Jul 9, 2024 · 11 min read

How Technology is Democratizing Genetic Research for Rare Diseases

Interview with the Broad Institute’s Samantha Baxter about a new tool to estimate genetic prevalence.

Samantha Baxter, a senior clinical genomics specialist, stands and points towards a computer screen displaying the GeniE tool while three colleagues sit and watch in a meeting room at the Broad Institute.
Samantha Baxter, senior clinical genomics specialist at the Broad Institute, showcasing the GeniE tool, which estimates the genetic prevalence of rare diseases. | Photo courtesy of the Broad Institute.

An estimated 5% of the global population is born with or develops a rare disease over their lifetime. One of the biggest challenges for these patients is obtaining a genetic diagnosis, which is crucial for pursuing appropriate treatment options (if available) and ultimately improving their quality of life. Despite significant advancements in genetic diagnostic technologies, many rare disease genes remain unidentified, contributing to an average “diagnostic odyssey” of over five years for affected families and many patients never receiving a diagnosis. Without a diagnosis, patients cannot access treatments, if they exist, or join and form patient communities.

Worldwide, rare disease communities are tackling this challenge by forming robust networks and research partnerships in their quest for cures. CZI’s Rare As One Network supports these patient-led organizations by providing essential resources and tools as they advocate for and participate in research.

A key partner in this effort is the Rare Genomes Project, a patient-driven research effort housed at the Broad Institute of the Massachusetts Institute of Technology and Harvard University and part of the National Human Genome Research Institute’s GREGoR Consortium. Led by genomics experts in partnership with rare disease patients, families and advocates, the Rare Genomes Project aims to make the latest advances in genomic sequencing accessible to those with rare and undiagnosed conditions and ultimately provide diagnoses.

The Rare Genomes Project primarily recruits patient participants through social media and rare disease foundations, sequences and analyzes their data, and returns results directly to participants and their physicians. This approach puts these critical diagnoses directly into the hands of patients and their physicians while sharing de-identified genetic data with the broader research community.
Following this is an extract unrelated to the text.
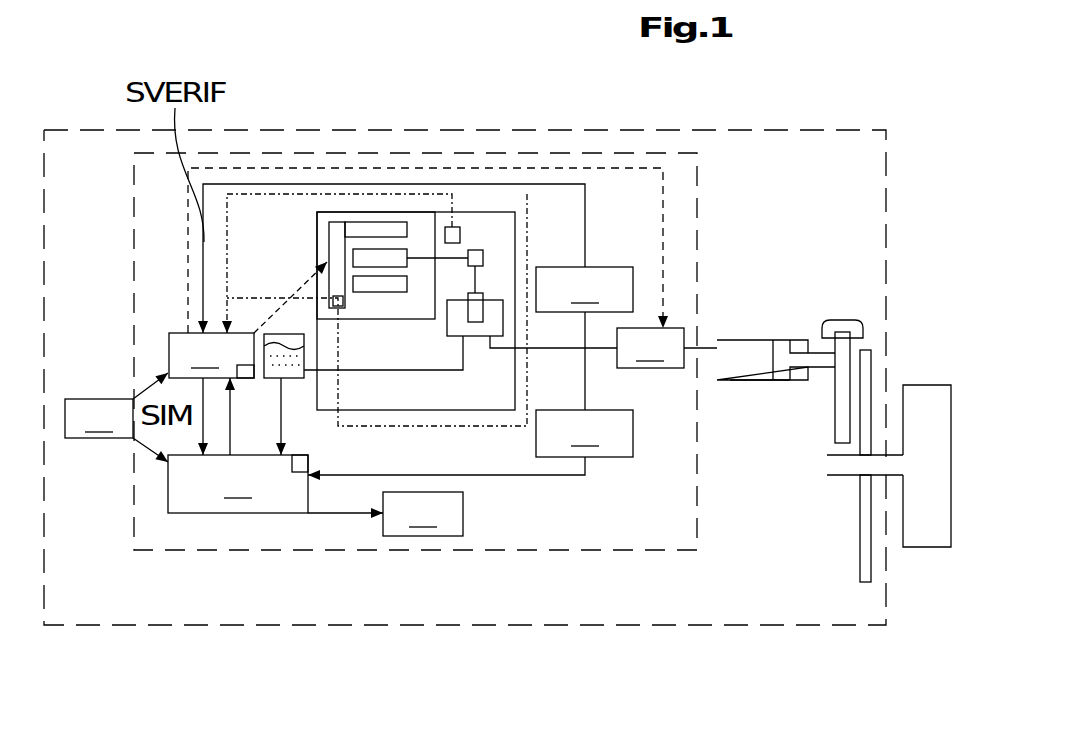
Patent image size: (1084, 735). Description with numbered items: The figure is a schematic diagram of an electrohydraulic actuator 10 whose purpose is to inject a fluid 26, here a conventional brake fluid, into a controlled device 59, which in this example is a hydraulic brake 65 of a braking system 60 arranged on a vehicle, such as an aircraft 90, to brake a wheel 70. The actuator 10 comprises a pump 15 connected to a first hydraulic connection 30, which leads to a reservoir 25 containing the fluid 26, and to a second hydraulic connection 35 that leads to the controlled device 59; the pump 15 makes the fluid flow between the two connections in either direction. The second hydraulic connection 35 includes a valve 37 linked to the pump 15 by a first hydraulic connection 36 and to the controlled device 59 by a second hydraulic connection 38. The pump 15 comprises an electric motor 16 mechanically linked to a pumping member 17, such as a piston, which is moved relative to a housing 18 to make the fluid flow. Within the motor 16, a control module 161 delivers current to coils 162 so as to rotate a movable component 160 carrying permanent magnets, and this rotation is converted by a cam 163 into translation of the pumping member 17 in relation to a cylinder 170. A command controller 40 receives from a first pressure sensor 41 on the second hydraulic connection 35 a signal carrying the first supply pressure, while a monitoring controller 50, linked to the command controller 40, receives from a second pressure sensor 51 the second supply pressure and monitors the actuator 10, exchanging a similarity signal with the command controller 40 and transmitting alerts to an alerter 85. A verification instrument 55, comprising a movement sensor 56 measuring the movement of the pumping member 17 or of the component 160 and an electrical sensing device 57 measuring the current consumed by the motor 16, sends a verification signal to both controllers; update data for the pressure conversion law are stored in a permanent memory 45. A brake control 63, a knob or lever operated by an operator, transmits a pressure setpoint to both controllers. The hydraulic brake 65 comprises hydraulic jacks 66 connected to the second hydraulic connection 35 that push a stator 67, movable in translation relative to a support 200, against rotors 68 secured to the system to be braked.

Another critical hurdle the Rare Genomes Project addresses is estimating the prevalence of rare diseases. This understanding is vital for enabling and scaling patient-partnered research, as communities need to know how many people globally may be affected by their disease to develop effective strategies to identify and reach all affected individuals and families and justify drug development efforts.

GeniE aims to broaden participation by making data accessible to people with diverse backgrounds and expertise. Previously, only those with specific computational training could analyze this data, potentially missing valuable insights. By making GeniE user-friendly, we hope to encourage more individuals to engage with the data, fostering new ideas and collaborations.
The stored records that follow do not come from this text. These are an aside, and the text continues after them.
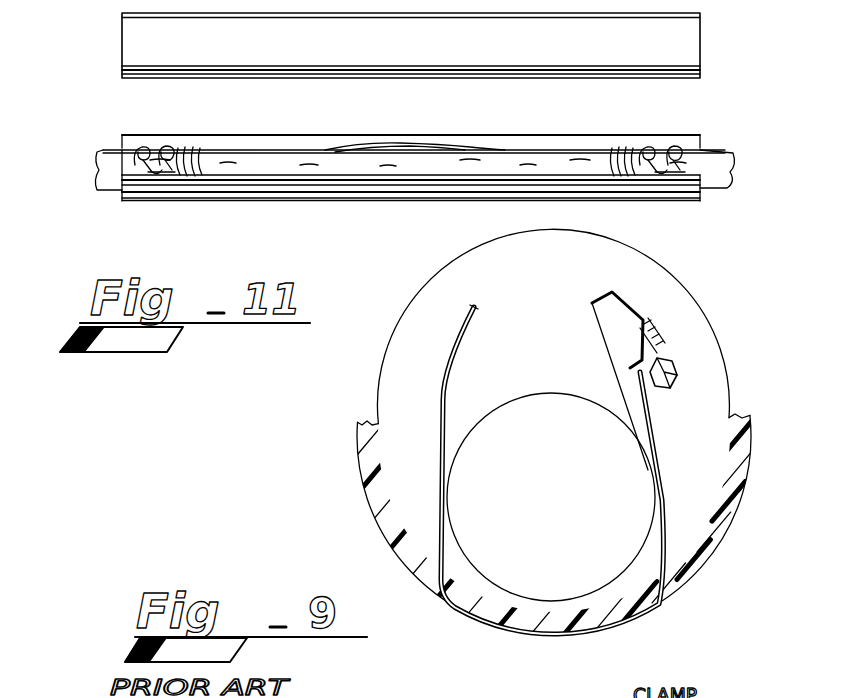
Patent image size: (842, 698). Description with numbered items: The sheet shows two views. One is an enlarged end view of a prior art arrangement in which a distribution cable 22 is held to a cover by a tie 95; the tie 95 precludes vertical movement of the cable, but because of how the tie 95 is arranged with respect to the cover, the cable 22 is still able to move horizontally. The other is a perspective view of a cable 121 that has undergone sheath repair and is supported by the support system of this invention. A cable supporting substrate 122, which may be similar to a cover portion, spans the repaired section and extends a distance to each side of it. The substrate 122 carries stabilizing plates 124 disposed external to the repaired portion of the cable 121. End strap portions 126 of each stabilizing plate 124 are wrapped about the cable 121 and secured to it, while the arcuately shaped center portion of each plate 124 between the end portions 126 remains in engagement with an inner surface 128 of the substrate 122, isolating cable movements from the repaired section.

In FIG. 11, the cable 121 is at (103, 150).
In FIG. 11, the cable supporting substrate 122 is at (668, 193).
In FIG. 11, the stabilizing plate 124 is at (170, 167).
In FIG. 11, the end strap portion 126 is at (733, 127).
In FIG. 11, the inner surface 128 is at (197, 143).
In FIG. 9, the distribution cable 22 is at (561, 417).
In FIG. 9, the tie 95 is at (450, 375).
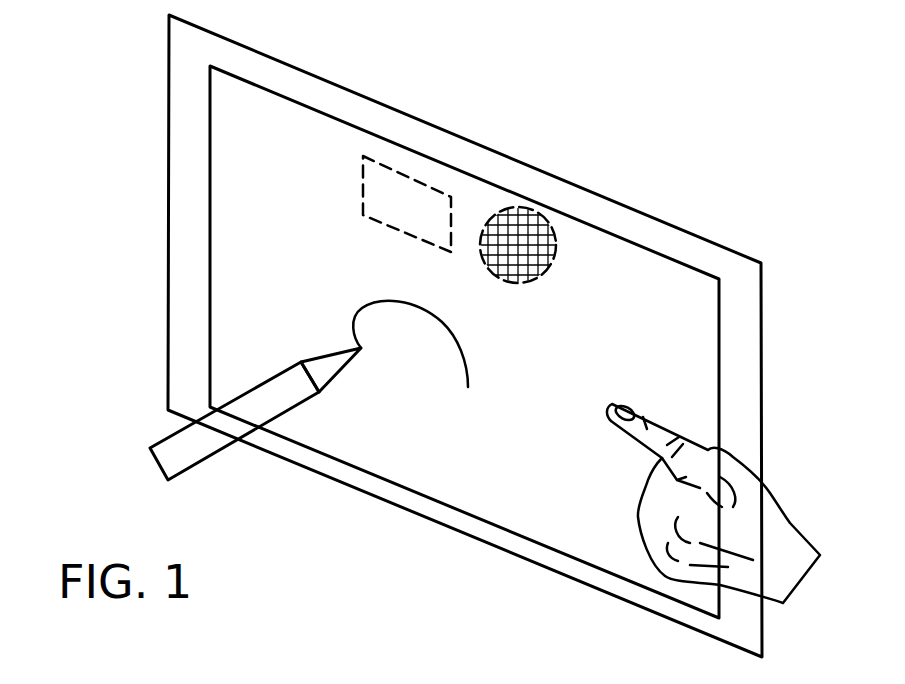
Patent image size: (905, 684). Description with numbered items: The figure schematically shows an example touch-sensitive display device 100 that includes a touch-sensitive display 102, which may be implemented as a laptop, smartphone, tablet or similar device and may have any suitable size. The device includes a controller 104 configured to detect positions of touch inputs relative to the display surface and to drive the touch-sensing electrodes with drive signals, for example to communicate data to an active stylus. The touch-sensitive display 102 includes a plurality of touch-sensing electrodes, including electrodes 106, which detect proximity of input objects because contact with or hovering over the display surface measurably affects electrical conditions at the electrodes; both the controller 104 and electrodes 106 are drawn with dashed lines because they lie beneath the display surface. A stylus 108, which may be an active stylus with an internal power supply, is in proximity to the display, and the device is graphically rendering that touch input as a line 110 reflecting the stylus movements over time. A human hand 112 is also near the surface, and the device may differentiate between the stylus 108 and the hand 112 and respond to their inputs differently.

Samantha Baxter, Associate Director of Genetic and Genomic Data Sharing, Broad Institute Translational Genomics Group

Since 2021, the Rare Genomes Project has been developing a prevalence estimate calculator for autosomal recessive diseases. In June, this tool, named the Genetic Prevalence Estimator (GeniE), was officially launched. Developed in collaboration with 11 Rare As One Network grantees and other patient-led rare disease organizations, GeniE helps estimate disease prevalence, inform outreach strategies, and identify regions where undiagnosed patients might be found at higher frequencies to build inclusive patient communities.

GeniE democratizes the process of estimating genetic prevalence for rare recessive diseases by eliminating the need for computational expertise, making it accessible not just to genomics experts but also to patient communities and other stakeholders.
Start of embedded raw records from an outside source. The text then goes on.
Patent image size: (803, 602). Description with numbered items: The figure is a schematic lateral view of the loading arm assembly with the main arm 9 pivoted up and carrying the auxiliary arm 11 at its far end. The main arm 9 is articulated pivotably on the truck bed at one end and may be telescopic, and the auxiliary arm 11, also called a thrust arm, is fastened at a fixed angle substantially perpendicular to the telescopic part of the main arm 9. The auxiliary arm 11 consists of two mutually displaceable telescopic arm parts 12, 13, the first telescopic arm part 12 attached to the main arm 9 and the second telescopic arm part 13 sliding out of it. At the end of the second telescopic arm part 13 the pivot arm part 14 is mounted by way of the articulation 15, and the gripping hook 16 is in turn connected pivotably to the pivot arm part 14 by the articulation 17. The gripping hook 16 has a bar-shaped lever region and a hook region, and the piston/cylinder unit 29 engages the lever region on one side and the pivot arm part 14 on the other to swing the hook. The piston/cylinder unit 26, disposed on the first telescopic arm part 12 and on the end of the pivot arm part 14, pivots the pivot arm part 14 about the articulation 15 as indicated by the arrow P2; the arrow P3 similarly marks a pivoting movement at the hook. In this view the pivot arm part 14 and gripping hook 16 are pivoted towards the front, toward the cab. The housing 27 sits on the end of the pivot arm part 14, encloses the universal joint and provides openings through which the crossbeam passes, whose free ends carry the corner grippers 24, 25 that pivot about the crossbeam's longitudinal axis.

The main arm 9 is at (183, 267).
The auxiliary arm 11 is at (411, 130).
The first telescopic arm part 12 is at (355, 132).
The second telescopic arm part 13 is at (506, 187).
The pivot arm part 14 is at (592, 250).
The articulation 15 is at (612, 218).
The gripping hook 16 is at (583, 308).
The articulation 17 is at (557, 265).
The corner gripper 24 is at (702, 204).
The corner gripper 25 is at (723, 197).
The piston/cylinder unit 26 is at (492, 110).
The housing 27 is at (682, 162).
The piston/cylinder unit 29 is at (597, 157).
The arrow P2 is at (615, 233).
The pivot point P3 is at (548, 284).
We recently spoke with Samantha Baxter, a genetic counselor and associate director of genetic and genomic data sharing at the Broad Institute’s Translational Genomics Group (TGG), to delve into the motivations and efforts behind the creation of GeniE. Baxter supports TGG’s efforts to analyze, share and protect the genetic information of thousands of patients and families seeking answers about undiagnosed rare diseases. She was also a vital part of the team that launched GeniE, contributing significantly to its development and implementation.

What distinguishes the Rare Genomes Project from other genome research efforts for the rare disease community?

Samantha Baxter: The Rare Genomes Project is unique because it combines cutting-edge research with a deeply personalized approach. We intentionally keep our project small to provide a hands-on experience, ensuring we can spend quality time with each family during enrollment and throughout their involvement. This close interaction helps us understand their needs better and offer tailored support.

The variety of molecular tools we use also sets the Rare Genomes Project apart. We provide genome sequencing, which helps identify single nucleotide variants and small insertions or deletions (indels) — these are small but significant changes in DNA. We analyze structural variants, which involve large alterations in the genome, such as the deletion or duplication of multiple genes. Additionally, we offer mitochondrial sequencing to examine the DNA within mitochondria, tandem repeat analysis to study regions where short DNA sequences are repeated many times, and RNA sequencing to gain insights into gene expression and regulation.

What is genetic prevalence, and how does estimating it help rare disease patients?

SB: Genetic prevalence is the estimated proportion of a population that has a causal genotype for a genetic disease. In simpler terms, it estimates how many people might have the genetic cause of a specific condition.

Estimating genetic prevalence is incredibly powerful. It estimates potential cases but doesn’t specify the exact number of diagnosed individuals. By combining data from various sources — such as newborn screening incidence, electronic health records, patient registries, and genetic prevalence estimates — we can start to get a clearer picture of the disease’s actual impact.

While no estimate is perfect, our goal is to refine our understanding continuously. We aim to get closer to the true number of affected individuals, learning from any mismatches to gain deeper insights.

Why is the prevalence estimate calculator tool, GeniE, important?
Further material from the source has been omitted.